Stéphane Babonneau, l’un des conseils de Gisèle Pelicot, lui demande, relayant une question de sa cliente : “Pourquoi, alors que vous assistiez au spectacle de son déclin, vous n’avez pas trouvé la volonté d’arrêter ce que vous lui faisiez subir ?”. “Je souffrais aussi de la voir comme ça, mais l’addiction était plus forte”, rétorque le retraité grisonnant, illustrant son égocentrisme et son défaut d’empathie, décrit par les psychiatres.

Même tonalité quand l’avocat lui rappelle qu’il a fait courir à son ex-femme le risque de contracter le VIH, puisqu’un des hommes l’ayant violé à six reprises était porteur de la maladie. “Les risques, je ne pouvais pas les ignorer”, dit-il d’abord, soulignant : “Je ne l’ai jamais laissée toute seule, j’étais toujours là”. Il se défausse au passage sur son coaccusé : “Il m’avait transmis un test, apparemment, il était faux”.

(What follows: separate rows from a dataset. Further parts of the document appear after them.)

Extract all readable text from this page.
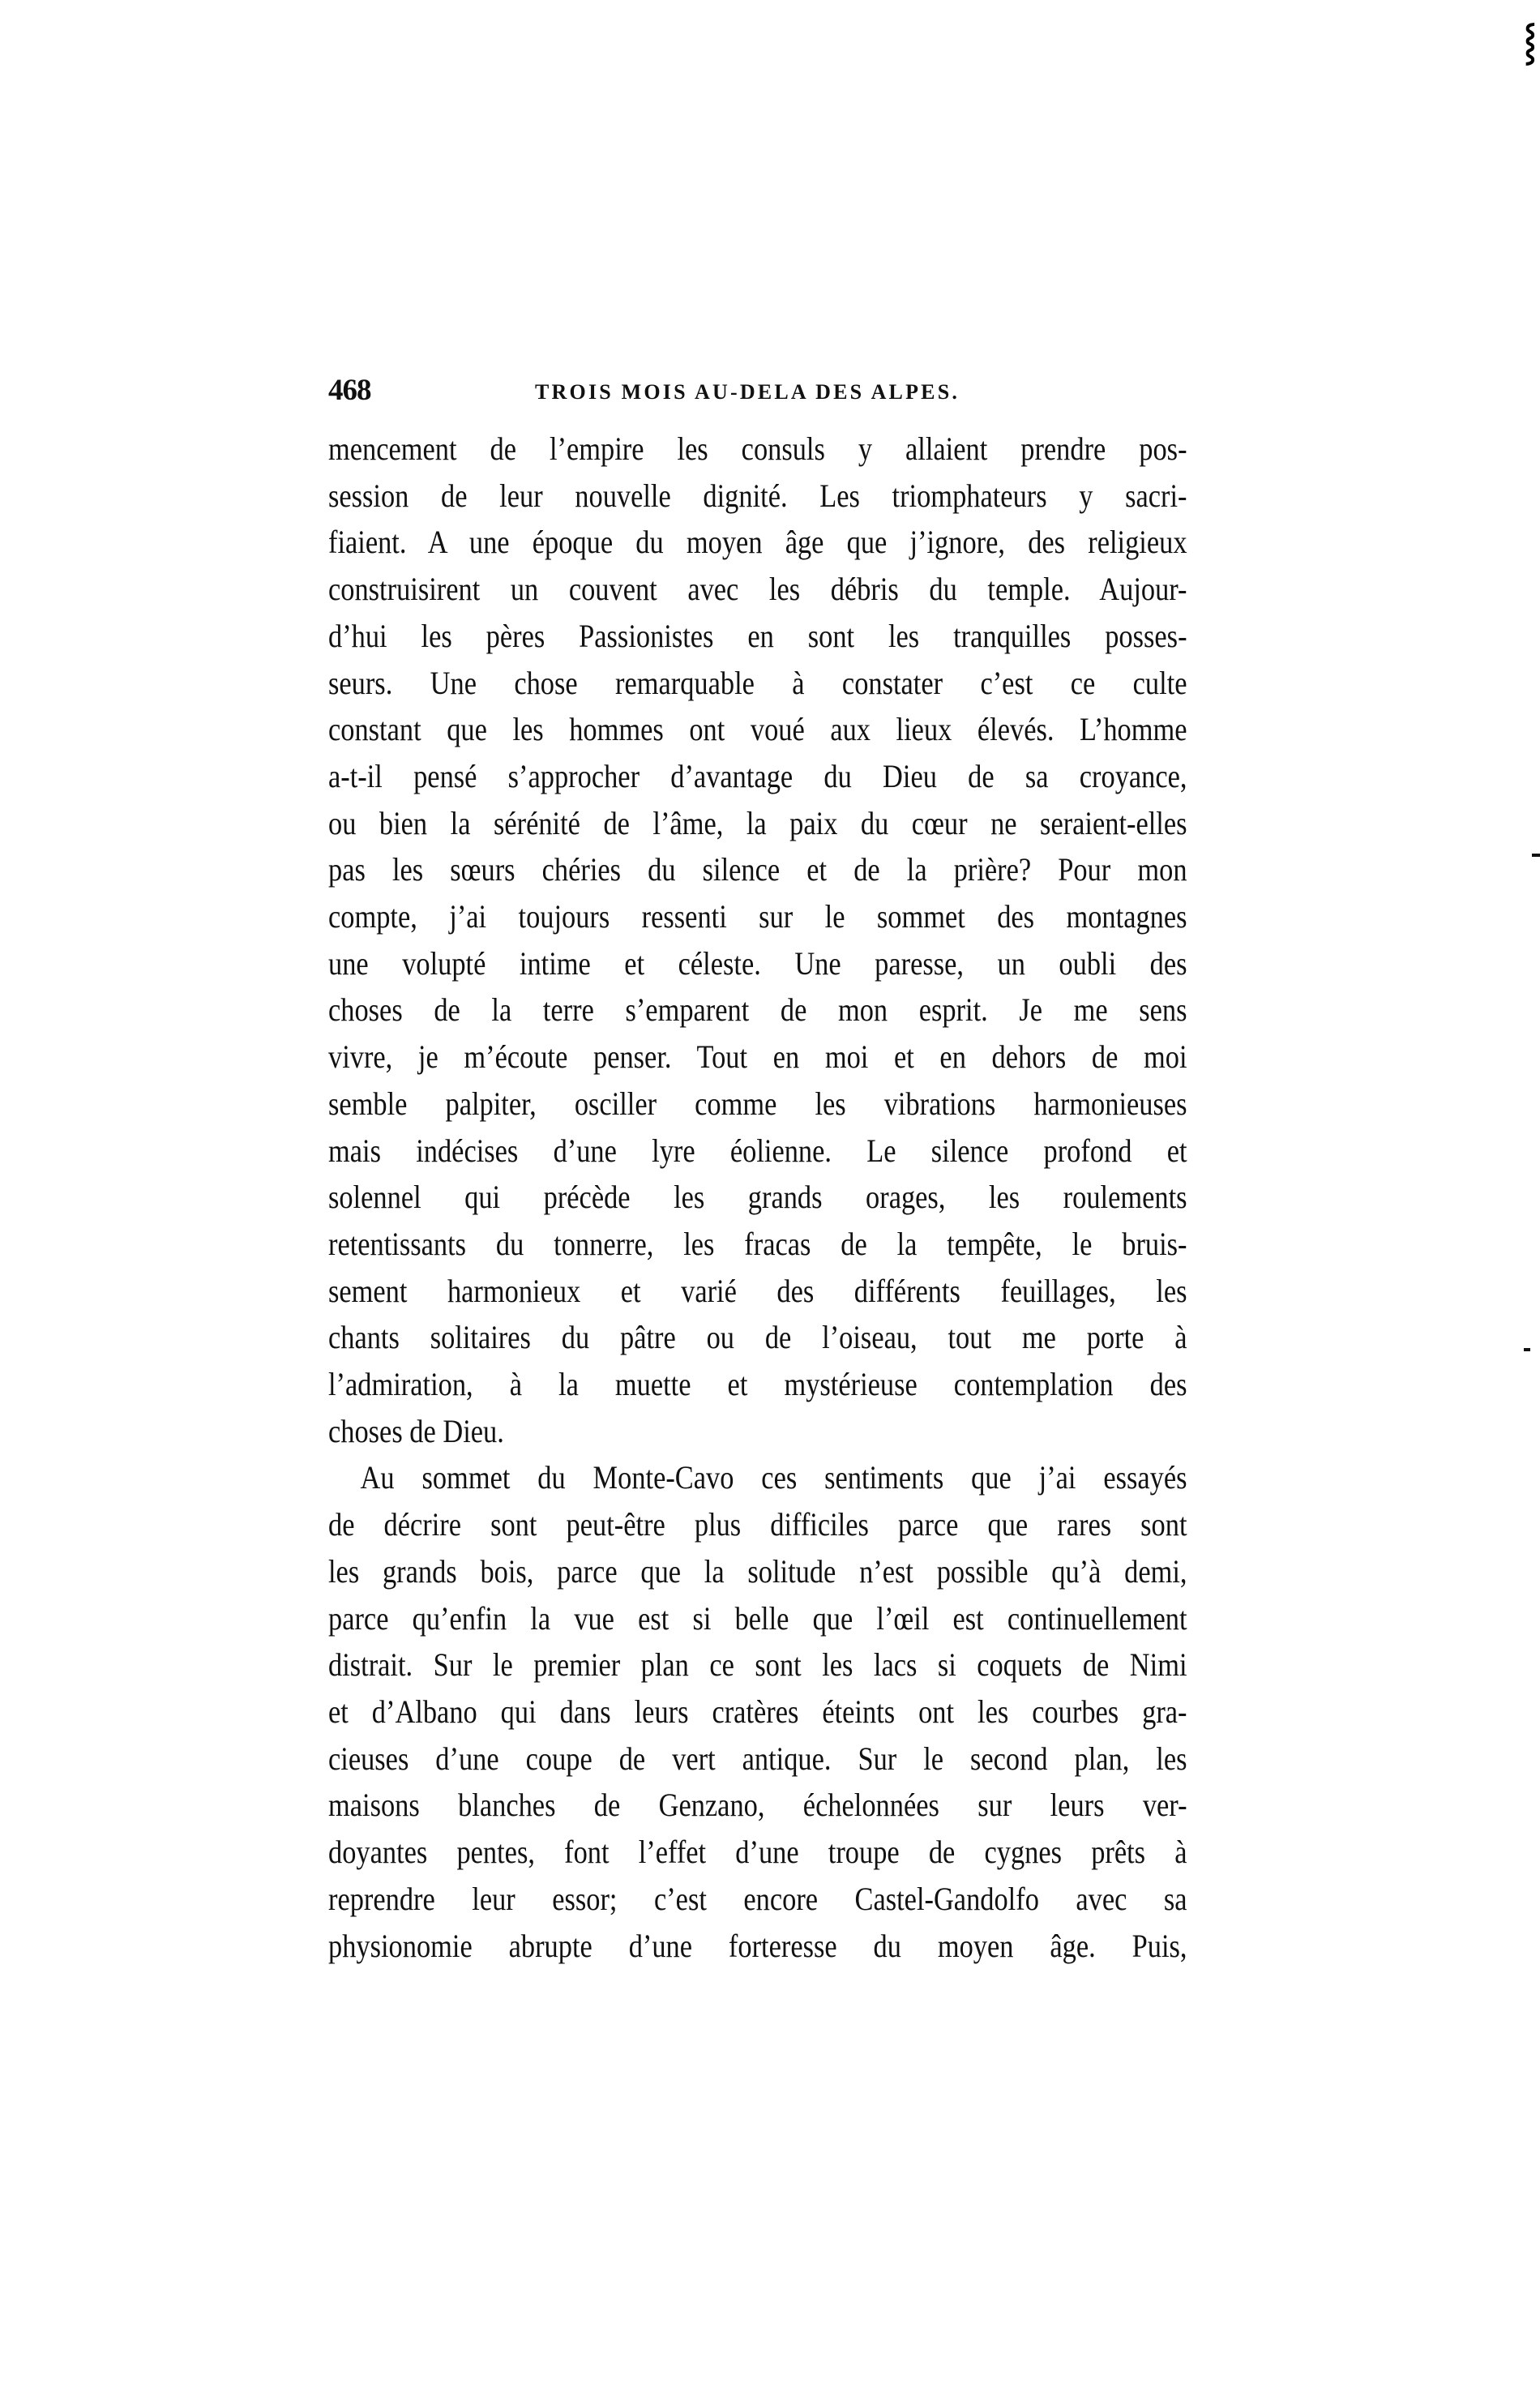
⸾
468	TROIS MOIS AU-DELA DES ALPES.

mencement de l’empire les consuls y allaient prendre pos-
session de leur nouvelle dignité. Les triomphateurs y sacri-
fiaient. A une époque du moyen âge que j’ignore, des religieux
construisirent un couvent avec les débris du temple. Aujour-
d’hui les pères Passionistes en sont les tranquilles posses-
seurs. Une chose remarquable à constater c’est ce culte
constant que les hommes ont voué aux lieux élevés. L’homme
a-t-il pensé s’approcher d’avantage du Dieu de sa croyance,
ou bien la sérénité de l’âme, la paix du cœur ne seraient-elles
pas les sœurs chéries du silence et de la prière? Pour mon
compte, j’ai toujours ressenti sur le sommet des montagnes
une volupté intime et céleste. Une paresse, un oubli des
choses de la terre s’emparent de mon esprit. Je me sens
vivre, je m’écoute penser. Tout en moi et en dehors de moi
semble palpiter, osciller comme les vibrations harmonieuses
mais indécises d’une lyre éolienne. Le silence profond et
solennel qui précède les grands orages, les roulements
retentissants du tonnerre, les fracas de la tempête, le bruis-
sement harmonieux et varié des différents feuillages, les
chants solitaires du pâtre ou de l’oiseau, tout me porte à
l’admiration, à la muette et mystérieuse contemplation des
choses de Dieu.

Au sommet du Monte-Cavo ces sentiments que j’ai essayés
de décrire sont peut-être plus difficiles parce que rares sont
les grands bois, parce que la solitude n’est possible qu’à demi,
parce qu’enfin la vue est si belle que l’œil est continuellement
distrait. Sur le premier plan ce sont les lacs si coquets de Nimi
et d’Albano qui dans leurs cratères éteints ont les courbes gra-
cieuses d’une coupe de vert antique. Sur le second plan, les
maisons blanches de Genzano, échelonnées sur leurs ver-
doyantes pentes, font l’effet d’une troupe de cygnes prêts à
reprendre leur essor; c’est encore Castel-Gandolfo avec sa
physionomie abrupte d’une forteresse du moyen âge. Puis,
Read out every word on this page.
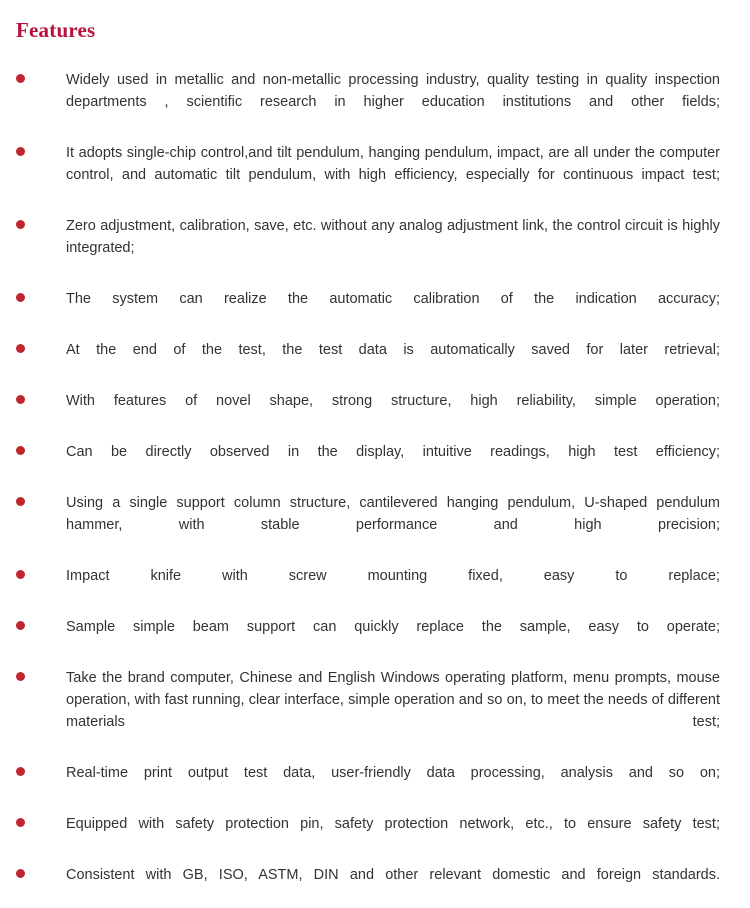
Features
Widely used in metallic and non-metallic processing industry, quality testing in quality inspection departments , scientific research in higher education institutions and other fields;
It adopts single-chip control,and tilt pendulum, hanging pendulum, impact, are all under the computer control, and automatic tilt pendulum, with high efficiency, especially for continuous impact test;
Zero adjustment, calibration, save, etc. without any analog adjustment link, the control circuit is highly integrated;
The system can realize the automatic calibration of the indication accuracy;
At the end of the test, the test data is automatically saved for later retrieval;
With features of novel shape, strong structure, high reliability, simple operation;
Can be directly observed in the display, intuitive readings, high test efficiency;
Using a single support column structure, cantilevered hanging pendulum, U-shaped pendulum hammer, with stable performance and high precision;
Impact knife with screw mounting fixed, easy to replace;
Sample simple beam support can quickly replace the sample, easy to operate;
Take the brand computer, Chinese and English Windows operating platform, menu prompts, mouse operation, with fast running, clear interface, simple operation and so on, to meet the needs of different materials test;
Real-time print output test data, user-friendly data processing, analysis and so on;
Equipped with safety protection pin, safety protection network, etc., to ensure safety test;
Consistent with GB, ISO, ASTM, DIN and other relevant domestic and foreign standards.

“Quand devient-on pervers ?”, lui demande ensuite Antoine Camus, l’un des avocats de la partie civile. “On le devient quand on rencontre quelqu’un qui nous donne les possibilités : internet… Là ça devient pervers, oui”, répond-il mollement, comme s’il avait été conditionné à passer à l’acte, dans une forme de déterminisme qui le dépasserait.

Lorsque l’avocat lui demande ce que ça lui fait d’avoir “embarqué des dizaines d’inconnus” dans son “schéma criminel”, Dominique Pelicot retrouve beaucoup plus d’assurance. “Je n’ai embarqué personne, ils sont venus eux-mêmes me chercher. On m’a demandé, j’ai dit oui. Ils ont accepté, ils sont venus. Je n’ai menotté personne pour venir chez moi”, rétorque-t-il sans ciller. Soucieux, peut-être, de ne pas tomber seul.